A BQM-34E Firebee II in flight. |
In 1965, Teledyne Ryan undertook design of a supersonic variant of the subsonic BQM-34A Firebee I, designated Model 166 by the company. To achieve supersonic flight, the Firebee II differed from the Firebee I in having a new and more slender fuselage measuring 29 feet 1.9 in (8.89 meters) long, which necessitated installation of a 1,920 lb (8.5 kN) thrust Teledyne CAE J69-T-406 turbojet. Like the Firebee I, the Firebee II used a two-stage parachute retrieval system, and it could fly at Mach 1.8 at an altitude of 45,000 feet (13,700 meters). Endurance of the drone 1 hour 15 minutes, and the Firebee II was also equipped with an external conformal fuel tank to allow for improved endurance, jettisoning the external fuel tank before boosting to supersonic speed. The main launch platform for the Firebee II was a DC-130 drone control aircraft.
Despite being different from the Firebee I in its longer fuselage, the Firebee II was designated in the BQM-34 series, receiving the designation BQM-34E when it was ordered by the US Navy for full-scale development. Test flights of the BQM-34E began in January 1968, and production orders were placed in 1969, with service entry commencing that year. The US Air Force in 1969 ordered its own version of the Firebee II as the BQM-34F, which entered service in 1971 and carried the AN/USW-3(V) ITCS electronic suite.
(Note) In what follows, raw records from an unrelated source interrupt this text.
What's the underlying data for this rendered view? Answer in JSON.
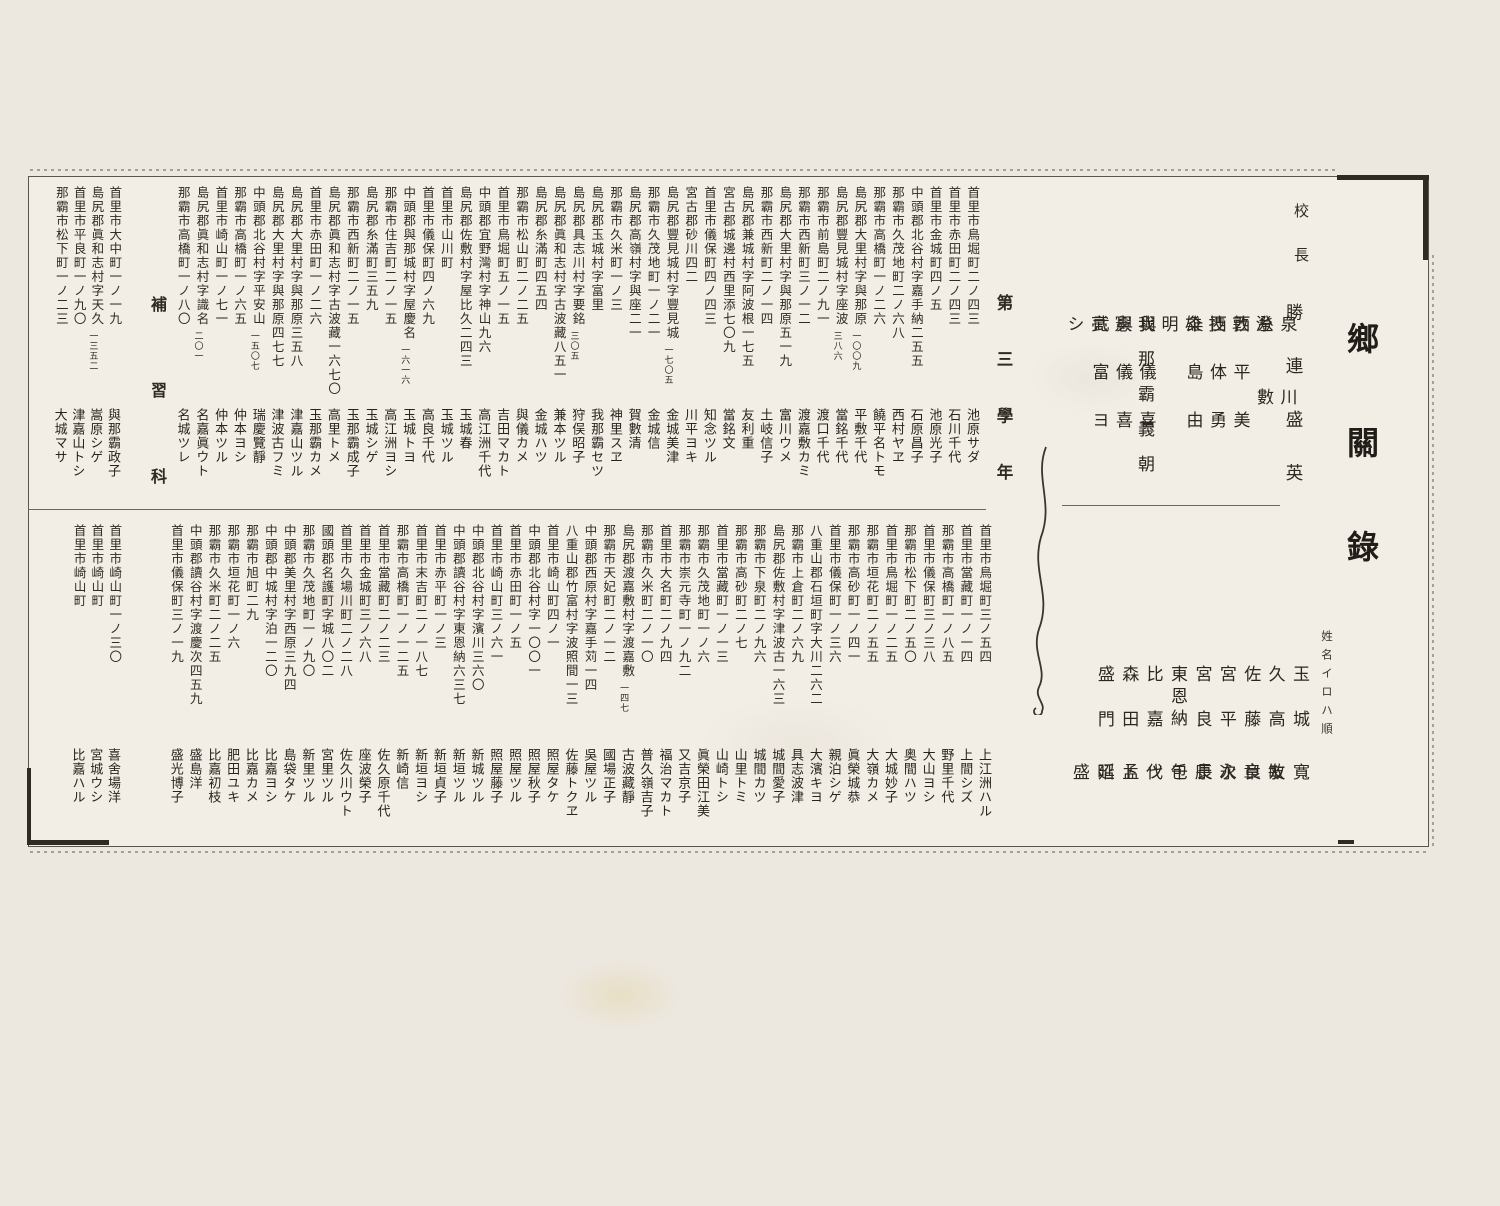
{
  "title": "鄉關錄",
  "iroha_note": "姓名イロハ順",
  "principal": {
    "label": "校長",
    "name": "勝連盛英"
  },
  "staff_row1": [
    "泉川澄",
    "糸數敦",
    "西平美技",
    "西体勇雄",
    "粂島由明",
    "我那霸義朝",
    "與儀喜憲",
    "與儀喜亮",
    "武富ヨシ"
  ],
  "staff_row2": [
    {
      "f": "玉城",
      "g": "寬敏"
    },
    {
      "f": "久高",
      "g": "友章"
    },
    {
      "f": "佐藤",
      "g": "良次"
    },
    {
      "f": "宮平",
      "g": "永康"
    },
    {
      "f": "宮良",
      "g": "長包"
    },
    {
      "f": "東恩納",
      "g": "千代"
    },
    {
      "f": "比嘉",
      "g": "ツト"
    },
    {
      "f": "森田",
      "g": "孟昭"
    },
    {
      "f": "盛門",
      "g": "延盛"
    }
  ],
  "grade_label": "第三學年",
  "hoshu_label": "補習科",
  "band1": [
    {
      "a": "首里市鳥堀町二ノ四三",
      "n": "",
      "name": "池原サダ"
    },
    {
      "a": "首里市赤田町二ノ四三",
      "n": "",
      "name": "石川千代"
    },
    {
      "a": "首里市金城町四ノ五",
      "n": "",
      "name": "池原光子"
    },
    {
      "a": "中頭郡北谷村字嘉手納二五五",
      "n": "",
      "name": "石原昌子"
    },
    {
      "a": "那霸市久茂地町二ノ六八",
      "n": "",
      "name": "西村ヤヱ"
    },
    {
      "a": "那霸市高橋町一ノ二六",
      "n": "",
      "name": "饒平名トモ"
    },
    {
      "a": "島尻郡大里村字與那原",
      "n": "一〇〇九",
      "name": "平敷千代"
    },
    {
      "a": "島尻郡豐見城村字座波",
      "n": "三八六",
      "name": "當銘千代"
    },
    {
      "a": "那霸市前島町二ノ九一",
      "n": "",
      "name": "渡口千代"
    },
    {
      "a": "那霸市西新町三ノ一二",
      "n": "",
      "name": "渡嘉敷カミ"
    },
    {
      "a": "島尻郡大里村字與那原五一九",
      "n": "",
      "name": "富川ウメ"
    },
    {
      "a": "那霸市西新町二ノ一四",
      "n": "",
      "name": "土岐信子"
    },
    {
      "a": "島尻郡兼城村字阿波根一七五",
      "n": "",
      "name": "友利重"
    },
    {
      "a": "宮古郡城邊村西里添七〇九",
      "n": "",
      "name": "當銘文"
    },
    {
      "a": "首里市儀保町四ノ四三",
      "n": "",
      "name": "知念ツル"
    },
    {
      "a": "宮古郡砂川四二",
      "n": "",
      "name": "川平ヨキ"
    },
    {
      "a": "島尻郡豐見城村字豐見城",
      "n": "一七〇五",
      "name": "金城美津"
    },
    {
      "a": "那霸市久茂地町一ノ二一",
      "n": "",
      "name": "金城信"
    },
    {
      "a": "島尻郡高嶺村字與座二一",
      "n": "",
      "name": "賀數清"
    },
    {
      "a": "那霸市久米町一ノ三",
      "n": "",
      "name": "神里スヱ"
    },
    {
      "a": "島尻郡玉城村字富里",
      "n": "",
      "name": "我那霸セツ"
    },
    {
      "a": "島尻郡具志川村字要銘",
      "n": "三〇五",
      "name": "狩俣昭子"
    },
    {
      "a": "島尻郡眞和志村字古波藏八五一",
      "n": "",
      "name": "兼本ツル"
    },
    {
      "a": "島尻郡糸滿町四五四",
      "n": "",
      "name": "金城ハツ"
    },
    {
      "a": "那霸市松山町二ノ二五",
      "n": "",
      "name": "與儀カメ"
    },
    {
      "a": "首里市鳥堀町五ノ一五",
      "n": "",
      "name": "吉田マカト"
    },
    {
      "a": "中頭郡宜野灣村字神山九六",
      "n": "",
      "name": "高江洲千代"
    },
    {
      "a": "島尻郡佐敷村字屋比久二四三",
      "n": "",
      "name": "玉城春"
    },
    {
      "a": "首里市山川町",
      "n": "",
      "name": "玉城ツル"
    },
    {
      "a": "首里市儀保町四ノ六九",
      "n": "",
      "name": "高良千代"
    },
    {
      "a": "中頭郡與那城村字屋慶名",
      "n": "一六一六",
      "name": "玉城トヨ"
    },
    {
      "a": "那霸市住吉町二ノ一五",
      "n": "",
      "name": "高江洲ヨシ"
    },
    {
      "a": "島尻郡糸滿町三五九",
      "n": "",
      "name": "玉城シゲ"
    },
    {
      "a": "那霸市西新町二ノ一五",
      "n": "",
      "name": "玉那霸成子"
    },
    {
      "a": "島尻郡眞和志村字古波藏一六七〇",
      "n": "",
      "name": "高里トメ"
    },
    {
      "a": "首里市赤田町一ノ二六",
      "n": "",
      "name": "玉那霸カメ"
    },
    {
      "a": "島尻郡大里村字與那原三五八",
      "n": "",
      "name": "津嘉山ツル"
    },
    {
      "a": "島尻郡大里村字與那原四七七",
      "n": "",
      "name": "津波古フミ"
    },
    {
      "a": "中頭郡北谷村字平安山",
      "n": "一五〇七",
      "name": "瑞慶覽靜"
    },
    {
      "a": "那霸市高橋町一ノ六五",
      "n": "",
      "name": "仲本ヨシ"
    },
    {
      "a": "首里市崎山町一ノ七一",
      "n": "",
      "name": "仲本ツル"
    },
    {
      "a": "島尻郡眞和志村字識名",
      "n": "二〇一",
      "name": "名嘉眞ウト"
    },
    {
      "a": "那霸市高橋町一ノ八〇",
      "n": "",
      "name": "名城ツレ"
    }
  ],
  "band2": [
    {
      "a": "首里市鳥堀町三ノ五四",
      "n": "",
      "name": "上江洲ハル"
    },
    {
      "a": "首里市當藏町一ノ一四",
      "n": "",
      "name": "上間シズ"
    },
    {
      "a": "那霸市高橋町一ノ八五",
      "n": "",
      "name": "野里千代"
    },
    {
      "a": "首里市儀保町三ノ三八",
      "n": "",
      "name": "大山ヨシ"
    },
    {
      "a": "那霸市松下町二ノ五〇",
      "n": "",
      "name": "奥間ハツ"
    },
    {
      "a": "首里市鳥堀町一ノ二五",
      "n": "",
      "name": "大城妙子"
    },
    {
      "a": "那霸市垣花町二ノ五五",
      "n": "",
      "name": "大嶺カメ"
    },
    {
      "a": "那霸市高砂町一ノ四一",
      "n": "",
      "name": "眞榮城恭"
    },
    {
      "a": "首里市儀保町一ノ三六",
      "n": "",
      "name": "親泊シゲ"
    },
    {
      "a": "八重山郡石垣町字大川二六二",
      "n": "",
      "name": "大濱キヨ"
    },
    {
      "a": "那霸市上倉町二ノ六九",
      "n": "",
      "name": "具志波津"
    },
    {
      "a": "島尻郡佐敷村字津波古一六三",
      "n": "",
      "name": "城間愛子"
    },
    {
      "a": "那霸市下泉町二ノ九六",
      "n": "",
      "name": "城間カツ"
    },
    {
      "a": "那霸市高砂町二ノ七",
      "n": "",
      "name": "山里トミ"
    },
    {
      "a": "首里市當藏町一ノ一三",
      "n": "",
      "name": "山崎トシ"
    },
    {
      "a": "那霸市久茂地町一ノ六",
      "n": "",
      "name": "眞榮田江美"
    },
    {
      "a": "那霸市崇元寺町一ノ九二",
      "n": "",
      "name": "又吉京子"
    },
    {
      "a": "首里市大名町二ノ九四",
      "n": "",
      "name": "福治マカト"
    },
    {
      "a": "那霸市久米町二ノ一〇",
      "n": "",
      "name": "普久嶺吉子"
    },
    {
      "a": "島尻郡渡嘉敷村字渡嘉敷",
      "n": "一四七",
      "name": "古波藏靜"
    },
    {
      "a": "那霸市天妃町二ノ一二",
      "n": "",
      "name": "國場正子"
    },
    {
      "a": "中頭郡西原村字嘉手苅一四",
      "n": "",
      "name": "吳屋ツル"
    },
    {
      "a": "八重山郡竹富村字波照間一三",
      "n": "",
      "name": "佐藤トクヱ"
    },
    {
      "a": "首里市崎山町四ノ一",
      "n": "",
      "name": "照屋タケ"
    },
    {
      "a": "中頭郡北谷村字一〇〇一",
      "n": "",
      "name": "照屋秋子"
    },
    {
      "a": "首里市赤田町一ノ五",
      "n": "",
      "name": "照屋ツル"
    },
    {
      "a": "首里市崎山町三ノ六一",
      "n": "",
      "name": "照屋藤子"
    },
    {
      "a": "中頭郡北谷村字濱川三六〇",
      "n": "",
      "name": "新城ツル"
    },
    {
      "a": "中頭郡讀谷村字東恩納六三七",
      "n": "",
      "name": "新垣ツル"
    },
    {
      "a": "首里市赤平町一ノ三",
      "n": "",
      "name": "新垣貞子"
    },
    {
      "a": "首里市末吉町二ノ一八七",
      "n": "",
      "name": "新垣ヨシ"
    },
    {
      "a": "那霸市高橋町一ノ一二五",
      "n": "",
      "name": "新崎信"
    },
    {
      "a": "首里市當藏町二ノ二三",
      "n": "",
      "name": "佐久原千代"
    },
    {
      "a": "首里市金城町三ノ六八",
      "n": "",
      "name": "座波榮子"
    },
    {
      "a": "首里市久場川町二ノ二八",
      "n": "",
      "name": "佐久川ウト"
    },
    {
      "a": "國頭郡名護町字城八〇二",
      "n": "",
      "name": "宮里ツル"
    },
    {
      "a": "那霸市久茂地町一ノ九〇",
      "n": "",
      "name": "新里ツル"
    },
    {
      "a": "中頭郡美里村字西原三九四",
      "n": "",
      "name": "島袋タケ"
    },
    {
      "a": "中頭郡中城村字泊一二〇",
      "n": "",
      "name": "比嘉ヨシ"
    },
    {
      "a": "那霸市旭町二九",
      "n": "",
      "name": "比嘉カメ"
    },
    {
      "a": "那霸市垣花町一ノ六",
      "n": "",
      "name": "肥田ユキ"
    },
    {
      "a": "那霸市久米町二ノ二五",
      "n": "",
      "name": "比嘉初枝"
    },
    {
      "a": "中頭郡讀谷村字渡慶次四五九",
      "n": "",
      "name": "盛島洋"
    },
    {
      "a": "首里市儀保町三ノ一九",
      "n": "",
      "name": "盛光博子"
    }
  ],
  "hoshu_band1": [
    {
      "a": "首里市大中町一ノ一九",
      "n": "",
      "name": "與那霸政子"
    },
    {
      "a": "島尻郡眞和志村字天久",
      "n": "一三五二",
      "name": "嵩原シゲ"
    },
    {
      "a": "首里市平良町一ノ九〇",
      "n": "",
      "name": "津嘉山トシ"
    },
    {
      "a": "那霸市松下町一ノ二三",
      "n": "",
      "name": "大城マサ"
    }
  ],
  "hoshu_band2": [
    {
      "a": "首里市崎山町一ノ三〇",
      "n": "",
      "name": "喜舍場洋"
    },
    {
      "a": "首里市崎山町",
      "n": "",
      "name": "宮城ウシ"
    },
    {
      "a": "首里市崎山町",
      "n": "",
      "name": "比嘉ハル"
    }
  ]
}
Compared to the BQM-34E, the BQM-34F was slightly heavier and had a slightly bigger wingspan, and it could be retrieved in mid-air by helicopters equipped with a Mid-Air Retrieval System (MARS) while parachuting to the ground and hauled back to an airbase. In the early 1970s, several BQM-34Es were upgraded with AN/DKW-1 ITCS guidance transporters and designated as BQM-34T. A number of BQM-34F drones were used for flight tests of the supercritical wing from 1977 to 1983 as part of NASA's DAST (Drones for Aerodynamic and Structural Testing), with a B-52 as the launching aircraft.
A total of 286 Firebee II drones were built before the end of production in 1980. By the end of the 1980s, there were less than 50 Firebee IIs in operational service as a result of attrition, and the Firebee II was retired from service in 1990.